Source text for this digital edition:
Jonson, Ben. The Alchemist. Edited by David Bevington. In: Bevington, David et al. (eds.). Renaissance Drama: A Norton Anthology. New York: W W Norton, 2001. p. 868-959.
- Vives Martínez, Mireia
Note on this digital edition
Reproduced with kind permission by W. W. Norton & Company. ©W. W. Norton & Company
THE PERSONS OF THE PLAY
|SUBTLE the alchemist|
|FACE the housekeeper|
|DOLL Common their colleague|
|DAPPER a clerk|
|[Abel] DRUGGER a tobacco man|
|LOVEWIT master of the house|
|[Sir] Epicure MAMMON a knight|
|[Pertinax] SURLY a gamester|
|TRIBULATION [Wholesome] a pastor of Amsterdam|
|ANANIAS a deacon there|
|KASTRIL the angry boy|
|Dame PLIANT his sister, a widow|
To the Reader
If thou be'st more, thou art an understander, and then I trust
thee. If thou art one that tak'st up, and but a pretender, beware
at what hands thou receiv'st thy commodity; for thou wert
never more fair in the way to be cozened (than in this age) in
poetry, especially in plays, wherein, now, the concupiscence of
dances and antics so reigneth, as to run away from Nature
and be afraid of her is the only point of art that tickles the
spectators. But how out of purpose and place do I name art?
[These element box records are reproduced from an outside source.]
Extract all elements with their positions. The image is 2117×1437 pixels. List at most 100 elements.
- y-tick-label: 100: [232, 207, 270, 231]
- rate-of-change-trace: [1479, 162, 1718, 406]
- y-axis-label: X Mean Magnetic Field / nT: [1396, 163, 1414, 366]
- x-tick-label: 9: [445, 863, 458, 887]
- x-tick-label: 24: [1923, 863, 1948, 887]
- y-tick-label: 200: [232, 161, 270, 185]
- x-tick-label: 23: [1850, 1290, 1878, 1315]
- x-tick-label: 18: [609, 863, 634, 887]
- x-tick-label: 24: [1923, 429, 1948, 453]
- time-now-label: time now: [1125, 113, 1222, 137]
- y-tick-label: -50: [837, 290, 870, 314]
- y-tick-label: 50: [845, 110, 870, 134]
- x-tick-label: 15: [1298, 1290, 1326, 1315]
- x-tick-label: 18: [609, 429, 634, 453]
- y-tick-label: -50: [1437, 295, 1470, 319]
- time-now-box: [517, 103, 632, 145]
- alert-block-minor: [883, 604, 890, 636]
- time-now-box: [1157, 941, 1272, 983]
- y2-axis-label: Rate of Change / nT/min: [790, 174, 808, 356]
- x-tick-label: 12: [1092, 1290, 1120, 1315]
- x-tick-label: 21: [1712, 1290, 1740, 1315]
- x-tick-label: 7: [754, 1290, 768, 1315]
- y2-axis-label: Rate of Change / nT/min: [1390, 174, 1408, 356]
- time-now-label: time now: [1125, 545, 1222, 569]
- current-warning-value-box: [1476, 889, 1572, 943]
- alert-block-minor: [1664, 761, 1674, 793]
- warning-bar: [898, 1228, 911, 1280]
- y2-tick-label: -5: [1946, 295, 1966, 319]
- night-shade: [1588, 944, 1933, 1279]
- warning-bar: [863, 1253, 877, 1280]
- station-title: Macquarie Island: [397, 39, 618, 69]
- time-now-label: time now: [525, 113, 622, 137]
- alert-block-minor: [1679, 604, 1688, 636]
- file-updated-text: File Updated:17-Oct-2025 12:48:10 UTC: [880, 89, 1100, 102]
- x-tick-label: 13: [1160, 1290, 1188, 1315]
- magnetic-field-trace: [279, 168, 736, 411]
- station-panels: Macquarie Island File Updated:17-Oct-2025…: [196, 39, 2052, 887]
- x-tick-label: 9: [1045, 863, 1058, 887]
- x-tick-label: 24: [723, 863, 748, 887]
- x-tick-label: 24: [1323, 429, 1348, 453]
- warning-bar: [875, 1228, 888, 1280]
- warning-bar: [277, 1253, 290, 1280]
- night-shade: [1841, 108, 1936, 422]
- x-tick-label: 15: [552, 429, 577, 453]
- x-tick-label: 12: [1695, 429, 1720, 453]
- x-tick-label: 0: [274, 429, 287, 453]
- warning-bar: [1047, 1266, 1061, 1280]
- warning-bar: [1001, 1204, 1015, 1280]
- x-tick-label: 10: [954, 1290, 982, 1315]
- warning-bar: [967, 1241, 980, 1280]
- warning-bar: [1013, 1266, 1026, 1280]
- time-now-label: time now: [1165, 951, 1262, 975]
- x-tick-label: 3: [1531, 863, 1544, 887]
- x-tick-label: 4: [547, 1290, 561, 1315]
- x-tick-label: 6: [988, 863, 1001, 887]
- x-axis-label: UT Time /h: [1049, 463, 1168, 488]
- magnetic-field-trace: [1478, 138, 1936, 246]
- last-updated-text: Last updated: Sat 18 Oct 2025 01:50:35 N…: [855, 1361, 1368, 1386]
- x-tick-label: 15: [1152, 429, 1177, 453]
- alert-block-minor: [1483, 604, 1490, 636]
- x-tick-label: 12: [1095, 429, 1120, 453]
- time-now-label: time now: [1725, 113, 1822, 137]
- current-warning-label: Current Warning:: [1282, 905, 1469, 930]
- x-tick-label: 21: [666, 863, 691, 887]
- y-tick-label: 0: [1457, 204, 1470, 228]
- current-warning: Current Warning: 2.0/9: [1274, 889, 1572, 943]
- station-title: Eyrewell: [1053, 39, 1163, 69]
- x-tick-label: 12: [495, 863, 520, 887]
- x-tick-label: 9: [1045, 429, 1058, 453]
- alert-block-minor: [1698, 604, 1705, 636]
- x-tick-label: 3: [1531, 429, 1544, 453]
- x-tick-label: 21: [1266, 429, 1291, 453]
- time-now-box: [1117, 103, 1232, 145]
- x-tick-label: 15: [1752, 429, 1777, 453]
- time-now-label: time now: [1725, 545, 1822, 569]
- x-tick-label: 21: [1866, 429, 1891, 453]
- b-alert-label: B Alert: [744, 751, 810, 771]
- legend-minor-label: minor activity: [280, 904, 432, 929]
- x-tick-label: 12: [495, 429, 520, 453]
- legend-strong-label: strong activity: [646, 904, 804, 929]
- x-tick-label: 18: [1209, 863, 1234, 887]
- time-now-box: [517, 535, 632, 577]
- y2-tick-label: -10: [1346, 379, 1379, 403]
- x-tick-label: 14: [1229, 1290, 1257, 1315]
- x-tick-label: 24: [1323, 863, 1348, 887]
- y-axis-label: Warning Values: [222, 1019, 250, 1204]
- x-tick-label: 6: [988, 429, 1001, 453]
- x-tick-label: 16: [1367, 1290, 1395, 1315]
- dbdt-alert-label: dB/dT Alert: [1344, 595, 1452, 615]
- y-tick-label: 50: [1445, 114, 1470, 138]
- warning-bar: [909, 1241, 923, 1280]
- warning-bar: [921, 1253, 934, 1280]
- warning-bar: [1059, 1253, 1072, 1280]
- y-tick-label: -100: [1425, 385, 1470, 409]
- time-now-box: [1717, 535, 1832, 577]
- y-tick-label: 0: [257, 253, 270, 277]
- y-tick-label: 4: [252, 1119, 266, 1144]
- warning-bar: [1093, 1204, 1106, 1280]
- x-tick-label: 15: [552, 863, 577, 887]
When the professors are grown so obstinate contemners of
it, and presumers on their own naturals, as they are deriders
of all diligence that way, and, by simple mocking at the terms,
when they understand not the things, think to get off wittily
with their ignorance. Nay, they are esteemed the more learned
and sufficient for this by the many, through their excellent
vice of judgment. For they commend writers as they do fencers
or wrestlers, who, if they come in robustiously and put for
it with a great deal of violence, are received for the braver
fellows, when many times their own rudeness is the cause of
their disgrace, and a little touch of their adversary gives all that
boisterous force the foil. I deny not but that these men, who
always seek to do more than enough, may sometime happen
on some thing that is good and great; but very seldom, and
when it comes it doth not recompense the rest of their ill. It
sticks out, perhaps, and is more eminent, because all is sordid
and vile about it, as lights are more discerned in a thick darkness
than a faint shadow. I speak not this out of a hope to do
good on any man against his will; for I know, if it were put to
the question of theirs and mine, the worse would find more
suffrages, because the most favor common errors. But I give
thee this warning, that there is a great difference between
those that (to gain the opinion of copy) utter all they can, however
unfitly, and those that use election and a mean. For it is
only the disease of the unskillful to think rude things greater
than polished, or scattered more numerous than composed.
T he sickness hot, a master quit for fear
H is house in town, and left one servant there.
E ase him corrupted, and gave means to know
A cheater and his punk, who, now brought low,
L eaving their narrow practice, were become
C oz'ners at large; and, only wanting some
H ouse to set up, with him they here contract
E ach for a share, and all begin to act.
M uch company they draw, and much abuse,
I n casting figures, telling fortunes, news,
S elling of flies, flat bawdry, with the stone
T ill it and they and all in fume are gone.
Fortune, that favors fools, these two short hours
We wish away, both for your sakes and ours,
Judging spectators, and desire in place
To th'author justice, to ourselves but grace.
Our scene is London, 'cause we would make known
No country's mirth is better than our own.
No clime breeds better matter for your whore,
Bawd, squire, impostor, many persons more,
Whose manners, now called humors, feed the stage,
And which have still been subject for the rage
Or spleen of comic writers. Though this pen
Did never aim to grieve, but better, men,
Howe'er the age he lives in doth endure
Then vices that she breeds above their cure.
But when the wholesome remedies are sweet,
And in their working gain and profit meet,
He hopes to find no spirit so much diseased
But will with such fair correctives be pleased;
For here he doth not fear who can apply.
If there be any that will sit so nigh
Unto the stream to look what it doth run,
They shall find things they'd think or wish were done,
They are so natural follies, but so shown
As even the doers may see and yet not own.